A programação incluí a escolha das princesas e rainha da festa, além de procissão, carreata e missa novena na igreja do distrito.Todas as noites haverá movimento de barracas. No sábado, 8, o baile festivo será com a Banda Desejo e com entrada gratuita.

Confira a programação

Domingo 02/02

18h – Apresentação das candidatas à rainha da festa
19h – Missa celebrada pelo padre Carlos Weck
Liturgia e cantos: Terço dos Homens
Logo após, no salão paroquial, bingão

Segunda 03/02 – Dia do Padroeiro

18h – Procissão saindo da capela na Coloninha
19h – Missa celebrada pelo padre Carlos Weck, com benção da garganta
Liturgia e cantos: Coral São Brás

Terça 04/02

19h – Missa celebrada pelo padre Carlos Weck
Liturgia: Apostolado da Oração local
Cantos: Jaison Bananal

Quarta 05/02

19h – Missa celebrada pelo padre Carlos Weck
Liturgia e cantos: Catequese local

Quinta 06/02

19h – Missa celebrada pelo padre Carlos Weck
Liturgia e cantos: Congregação Mariana local

Sexta 07/02

19h – Missa celebrada pelo padre Carlos Weck
Liturgia: Família Margarida Oliveira
Cantos: Grupo de Irmãos de Tubarão

Sábado 08/02

20h -Transladação motorizada saindo da comunidade de Morro Grande. Na chegada, queima de fogos e condecoração das princesas e rainha da festa. Em seguida, missa celebrada pelo padre Carlos Weck
Liturgia: Grupos de família, locais
Cantos: Coral Santa Bárbara de Caputera
Em seguida, baile com a Banda Desejo, com entrada franca

Domingo 09/02

10h30 – Missa festiva celebrada pelo padre Carlos Weck
Liturgia: Local
Cantos: Coral São Brás
12h – Tradicional almoço
15h – Sorteio da rifa
16h – Procissão e benção do Santíssimo
17h – Soirée com a Banda Desejo, entrada franca

Saiba mais

São Brás ficou famoso porque retirou de uma criança, sem nenhum instrumento um espinho que o mesmo tinha na garganta. Por isso é considerado padroeiro das doenças da garganta.

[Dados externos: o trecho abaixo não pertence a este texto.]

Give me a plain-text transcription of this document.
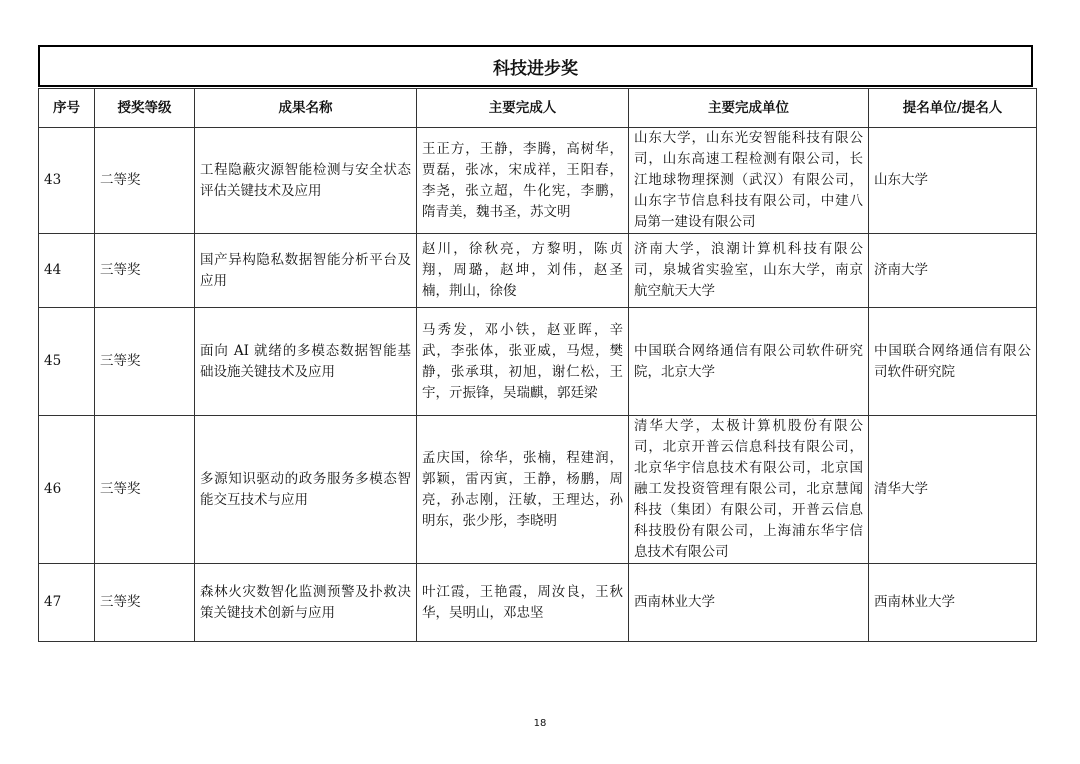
科技进步奖
序号	授奖等级	成果名称	主要完成人	主要完成单位	提名单位/提名人
43	二等奖	工程隐蔽灾源智能检测与安全状态评估关键技术及应用	王正方，王静，李腾，高树华，贾磊，张冰，宋成祥，王阳春，李尧，张立超，牛化宪，李鹏，隋青美，魏书圣，苏文明	山东大学，山东光安智能科技有限公司，山东高速工程检测有限公司，长江地球物理探测（武汉）有限公司，山东字节信息科技有限公司，中建八局第一建设有限公司	山东大学
44	三等奖	国产异构隐私数据智能分析平台及应用	赵川，徐秋亮，方黎明，陈贞翔，周璐，赵坤，刘伟，赵圣楠，荆山，徐俊	济南大学，浪潮计算机科技有限公司，泉城省实验室，山东大学，南京航空航天大学	济南大学
45	三等奖	面向 AI 就绪的多模态数据智能基础设施关键技术及应用	马秀发，邓小铁，赵亚晖，辛武，李张体，张亚威，马煜，樊静，张承琪，初旭，谢仁松，王宇，亓振锋，吴瑞麒，郭廷梁	中国联合网络通信有限公司软件研究院，北京大学	中国联合网络通信有限公司软件研究院
46	三等奖	多源知识驱动的政务服务多模态智能交互技术与应用	孟庆国，徐华，张楠，程建润，郭颖，雷丙寅，王静，杨鹏，周亮，孙志刚，汪敏，王理达，孙明东，张少彤，李晓明	清华大学，太极计算机股份有限公司，北京开普云信息科技有限公司，北京华宇信息技术有限公司，北京国融工发投资管理有限公司，北京慧闻科技（集团）有限公司，开普云信息科技股份有限公司，上海浦东华宇信息技术有限公司	清华大学
47	三等奖	森林火灾数智化监测预警及扑救决策关键技术创新与应用	叶江霞，王艳霞，周汝良，王秋华，吴明山，邓忠坚	西南林业大学	西南林业大学
18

Nasceu em Sebate, cidade da Armênia, no fim do século III. Era médico, mas abandonou para se dedicar às obras de Deus. Sofreu perseguição e martírio. Segundo pesquisadores teve uma morte cruel. Teria sido pendurado num andaime e com pentes de ferro descarnaram-lhe os ossos e depois degolado.